Monday, September 18, 2006
Redefining torture... to allow cattle prods.
Trying to end a protest by dissident Senate Republicans, the White House says it's confident it can reach a compromise on proposed rules for interrogating terror suspects.I'm an opponent of allowing these techniques, and I hereby declare (and am proud to say that I must be amongst the 1st to observe) that what we are talking about here does not "verge" on torture. To use electric shocks on a prisoner, and to make them think that they will drown to death defines the word torture. If mock executions are outlawed how does waterboarding not fit that description precisely.
But neither side is saying how an agreement can be achieved on whether to allow highly controversial methods by the CIA, such as electric shock, forced nakedness and waterboarding, in which a subject is made to think he is drowning. The Bush administration says those techniques have foiled terror plots. Opponents say they verge on torture.
The article three of the convention forbids "humiliating and degrading treatment" and "outrages upon personal dignity". How in the twisted world of this horrible administration can we define using waterboarding, forced nakedness, stress positions (brings to mind the image of our Vietnam POW's kneeling on the floor with their arms hooked behind them by a bamboo rod across the back) and electrocution as not being degrading or humiliating. Of course each of those techniques is an outrage. This administration must not be allowed to use their Orwellian techniques to redefine torture.

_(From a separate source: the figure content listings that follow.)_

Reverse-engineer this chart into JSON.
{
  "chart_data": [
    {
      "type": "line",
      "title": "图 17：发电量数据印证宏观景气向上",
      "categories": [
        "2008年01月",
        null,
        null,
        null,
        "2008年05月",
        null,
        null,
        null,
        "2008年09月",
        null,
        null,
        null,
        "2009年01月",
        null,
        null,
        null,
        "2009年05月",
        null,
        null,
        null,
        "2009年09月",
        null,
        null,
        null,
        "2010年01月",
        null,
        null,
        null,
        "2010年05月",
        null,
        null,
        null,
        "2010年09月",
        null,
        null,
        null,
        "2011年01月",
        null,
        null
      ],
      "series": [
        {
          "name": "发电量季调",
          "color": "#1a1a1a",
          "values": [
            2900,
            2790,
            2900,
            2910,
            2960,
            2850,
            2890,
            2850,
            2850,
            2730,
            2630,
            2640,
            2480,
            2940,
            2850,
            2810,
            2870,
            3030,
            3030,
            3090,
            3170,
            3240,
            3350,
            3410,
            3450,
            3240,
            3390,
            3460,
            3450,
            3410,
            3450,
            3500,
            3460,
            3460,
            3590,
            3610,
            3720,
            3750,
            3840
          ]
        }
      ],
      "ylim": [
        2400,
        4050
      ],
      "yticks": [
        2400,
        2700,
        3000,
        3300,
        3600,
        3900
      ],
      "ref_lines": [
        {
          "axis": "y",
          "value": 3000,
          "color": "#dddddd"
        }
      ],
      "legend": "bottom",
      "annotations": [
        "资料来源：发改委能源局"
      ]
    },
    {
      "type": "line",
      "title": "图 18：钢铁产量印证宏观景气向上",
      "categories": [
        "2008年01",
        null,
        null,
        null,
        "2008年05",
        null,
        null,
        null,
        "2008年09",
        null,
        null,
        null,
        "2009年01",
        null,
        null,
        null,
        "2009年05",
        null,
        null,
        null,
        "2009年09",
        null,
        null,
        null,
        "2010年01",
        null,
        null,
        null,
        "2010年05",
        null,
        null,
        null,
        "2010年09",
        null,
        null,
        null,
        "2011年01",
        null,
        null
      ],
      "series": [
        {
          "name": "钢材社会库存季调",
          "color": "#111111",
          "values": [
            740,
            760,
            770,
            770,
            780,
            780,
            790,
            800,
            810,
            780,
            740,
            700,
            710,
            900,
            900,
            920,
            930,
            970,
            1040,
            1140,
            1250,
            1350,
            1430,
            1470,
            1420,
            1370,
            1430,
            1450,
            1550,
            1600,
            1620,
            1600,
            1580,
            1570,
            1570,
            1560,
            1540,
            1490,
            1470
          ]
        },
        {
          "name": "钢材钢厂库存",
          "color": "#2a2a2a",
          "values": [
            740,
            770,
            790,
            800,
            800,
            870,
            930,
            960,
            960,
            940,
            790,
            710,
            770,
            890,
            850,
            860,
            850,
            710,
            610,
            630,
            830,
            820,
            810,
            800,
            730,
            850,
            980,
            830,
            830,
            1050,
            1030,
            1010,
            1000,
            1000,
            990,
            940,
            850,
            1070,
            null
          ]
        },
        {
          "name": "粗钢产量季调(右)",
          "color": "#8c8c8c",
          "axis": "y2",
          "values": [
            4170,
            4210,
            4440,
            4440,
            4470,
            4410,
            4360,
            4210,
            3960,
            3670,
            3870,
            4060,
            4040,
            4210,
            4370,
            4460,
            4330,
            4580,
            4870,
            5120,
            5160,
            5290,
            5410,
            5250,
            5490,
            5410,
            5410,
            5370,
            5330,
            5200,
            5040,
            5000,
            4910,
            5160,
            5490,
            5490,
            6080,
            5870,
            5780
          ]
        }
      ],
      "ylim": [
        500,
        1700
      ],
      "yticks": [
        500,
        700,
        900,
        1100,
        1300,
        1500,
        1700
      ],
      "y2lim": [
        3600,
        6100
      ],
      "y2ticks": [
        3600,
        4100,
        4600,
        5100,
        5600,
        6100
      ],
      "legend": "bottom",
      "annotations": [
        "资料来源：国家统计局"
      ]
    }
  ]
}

Any American who thinks these techniques are proper in the pursuit of gaining intelligence ought to consider the specter of an American POW being electrocuted or forced into stress positions, naked, by a country who has signed the convention. We are now in the process of giving away one of the major protections afforded our service members in time of war, and the administration is trying to make this into a campaign issue! How twisted is that?